Thursday, January 31, 2019

Reading and Writing

We have insisted on calling this time at Atlantic Beach a Sabbatical - see post of January 3, the day we left Highlands.  It is not a vacation, nor an escape.  It is a time for renewal and rejuvenation, for a break from the ordinary, and so we often find ourselves in the realm of the extraordinary - touching the heart of a whale, finding a royal sea star, listening to the story of a ghost ship.  We spend our evenings reading, mostly, comfortably ensconced with book or magazine.  The hours somehow seem longer here - like the vastness of the ocean stretching to the horizon, the immensity of the sky, the glory of the sun rising and setting - and so it seems easy and natural to fill this time with books.

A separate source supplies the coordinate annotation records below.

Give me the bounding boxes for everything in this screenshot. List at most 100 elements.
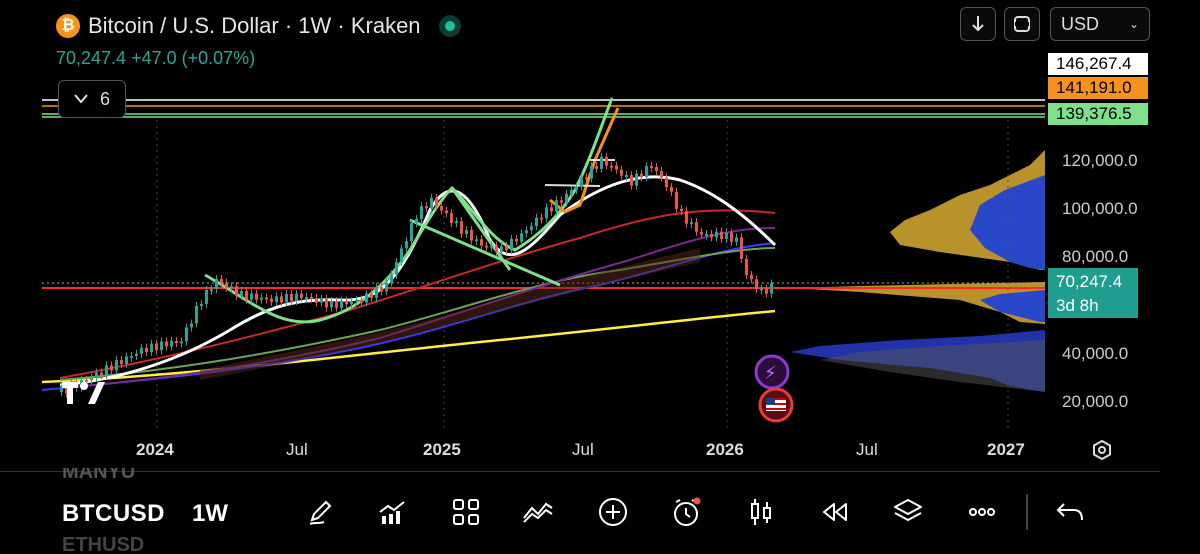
ideas-badge[interactable]: ⚡ xyxy=(754,354,790,390)
candle-body xyxy=(765,288,768,294)
settings-icon[interactable] xyxy=(1092,440,1112,460)
candle-body xyxy=(160,341,163,351)
candle-body xyxy=(210,289,213,292)
candle-body xyxy=(130,355,133,358)
candle-body xyxy=(365,293,368,303)
ma-white xyxy=(59,175,777,387)
symbol-header[interactable]: ₿ Bitcoin / U.S. Dollar · 1W · Kraken xyxy=(56,10,461,42)
last-price-tag: 70,247.4 3d 8h xyxy=(1048,268,1138,318)
watchlist-next-symbol[interactable]: ETHUSD xyxy=(62,534,145,554)
candle-body xyxy=(280,296,283,303)
candle-body xyxy=(270,298,273,302)
candle-body xyxy=(420,206,423,219)
candle-body xyxy=(700,231,703,235)
candle-body xyxy=(550,207,553,212)
candle-body xyxy=(125,356,128,364)
candle-body xyxy=(150,343,153,353)
fullscreen-button[interactable] xyxy=(1004,7,1040,41)
symbol-title[interactable]: Bitcoin / U.S. Dollar · 1W · Kraken xyxy=(88,13,421,38)
candle-body xyxy=(255,293,258,300)
market-status-icon[interactable] xyxy=(438,15,461,37)
candle-body xyxy=(250,293,253,300)
symbol-button[interactable]: BTCUSD xyxy=(62,500,165,527)
download-button[interactable] xyxy=(960,7,996,41)
indicators-icon[interactable] xyxy=(376,496,408,528)
x-tick: 2027 xyxy=(987,440,1025,459)
candle-body xyxy=(575,186,578,190)
candle-body xyxy=(240,291,243,296)
add-icon[interactable] xyxy=(597,496,629,528)
candle-body xyxy=(705,233,708,236)
candles-icon[interactable] xyxy=(745,496,777,528)
candle-body xyxy=(540,217,543,220)
candle-body xyxy=(690,222,693,225)
more-icon[interactable] xyxy=(966,496,998,528)
candle-body xyxy=(460,221,463,234)
candle-body xyxy=(715,231,718,238)
candle-body xyxy=(385,282,388,292)
candle-body xyxy=(295,293,298,302)
candle-body xyxy=(410,223,413,242)
x-tick: 2024 xyxy=(136,440,174,459)
candle-body xyxy=(595,166,598,169)
x-tick: Jul xyxy=(856,440,878,459)
y-tick: 120,000.0 xyxy=(1062,151,1138,170)
alert-icon[interactable] xyxy=(670,496,702,528)
candle-body xyxy=(435,197,438,206)
pen-icon[interactable] xyxy=(304,496,336,528)
candle-body xyxy=(155,343,158,351)
indicators-toggle[interactable]: 6 xyxy=(58,80,126,118)
candle-body xyxy=(395,261,398,275)
candle-body xyxy=(740,237,743,259)
candle-body xyxy=(195,306,198,324)
currency-select[interactable]: USD ⌄ xyxy=(1050,7,1150,41)
candle-body xyxy=(565,193,568,203)
candle-body xyxy=(630,175,633,186)
candle-body xyxy=(475,239,478,242)
candle-body xyxy=(750,274,753,280)
svg-text:⚡: ⚡ xyxy=(764,363,777,383)
candle-body xyxy=(265,297,268,300)
candle-body xyxy=(275,296,278,302)
candle-body xyxy=(660,170,663,178)
candle-body xyxy=(190,323,193,328)
candle-body xyxy=(315,298,318,303)
candle-body xyxy=(605,156,608,166)
watchlist-prev-symbol[interactable]: MANYU xyxy=(62,468,136,482)
toolbar-separator xyxy=(0,471,1160,472)
last-price-value: 70,247.4 xyxy=(1056,272,1123,291)
compare-icon[interactable] xyxy=(522,496,554,528)
candle-body xyxy=(100,372,103,376)
candle-body xyxy=(725,232,728,239)
tradingview-watermark xyxy=(62,382,105,404)
currency-value: USD xyxy=(1061,13,1100,34)
candle-body xyxy=(760,288,763,291)
candle-body xyxy=(500,246,503,252)
candle-body xyxy=(425,206,428,209)
candle-body xyxy=(735,237,738,242)
candle-body xyxy=(175,341,178,344)
x-tick: 2025 xyxy=(423,440,461,459)
price-tag-139: 139,376.5 xyxy=(1048,103,1148,125)
interval-button[interactable]: 1W xyxy=(192,500,228,527)
candle-body xyxy=(370,293,373,298)
candle-body xyxy=(495,245,498,252)
candle-body xyxy=(525,230,528,234)
candle-body xyxy=(755,279,758,289)
y-tick: 20,000.0 xyxy=(1062,392,1129,411)
candle-body xyxy=(165,341,168,347)
candle-body xyxy=(205,289,208,304)
grid-icon[interactable] xyxy=(450,496,482,528)
candle-body xyxy=(375,287,378,298)
ma-purple xyxy=(59,227,776,389)
layers-icon[interactable] xyxy=(892,496,924,528)
us-flag-badge[interactable] xyxy=(758,387,794,423)
price-chart[interactable]: ⚡ xyxy=(0,0,1200,470)
undo-icon[interactable] xyxy=(1054,496,1086,528)
candle-body xyxy=(225,282,228,288)
candle-body xyxy=(400,248,403,262)
replay-icon[interactable] xyxy=(818,496,850,528)
candle-body xyxy=(390,274,393,283)
candle-body xyxy=(650,166,653,169)
candle-body xyxy=(180,341,183,344)
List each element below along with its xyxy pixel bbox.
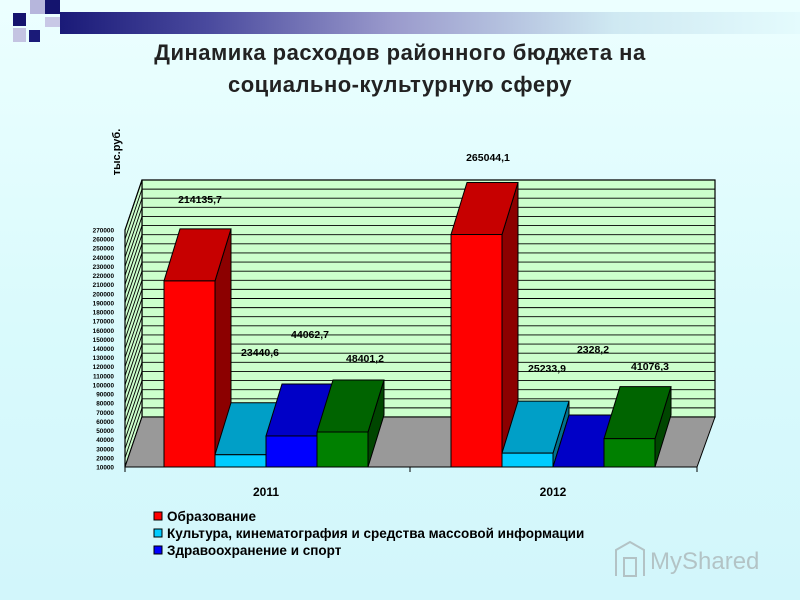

I have also found time to write here, not just this blog, but the poetry that has been my passion most of my life, even when there was little time amidst the demands of family, career, and church.  Some of my recent poems have had their inception here, although sometimes I flesh them out later in Highlands.  I have had many of my poems published in the North Carolina Literary Review in recent years, and last week I received a Facebook notification that my latest poem has just been published in the NCLR on-line edition.


Martha urged me to share this announcement, and after some hesitancy, I agreed.  I was surprised and heartened by the "likes" and comments of encouragement I have received, many of them from friends who know me as that Town Administrator, or the runner they see all over Highlands, but might not have known that I also write obscure little poems.

So that is another joy of being here.  The history of this part of the world - its beauty every day, and the endless interest of the living beach, the every-changing clouds, the ocean always in a different mood every day - can be very inspiring!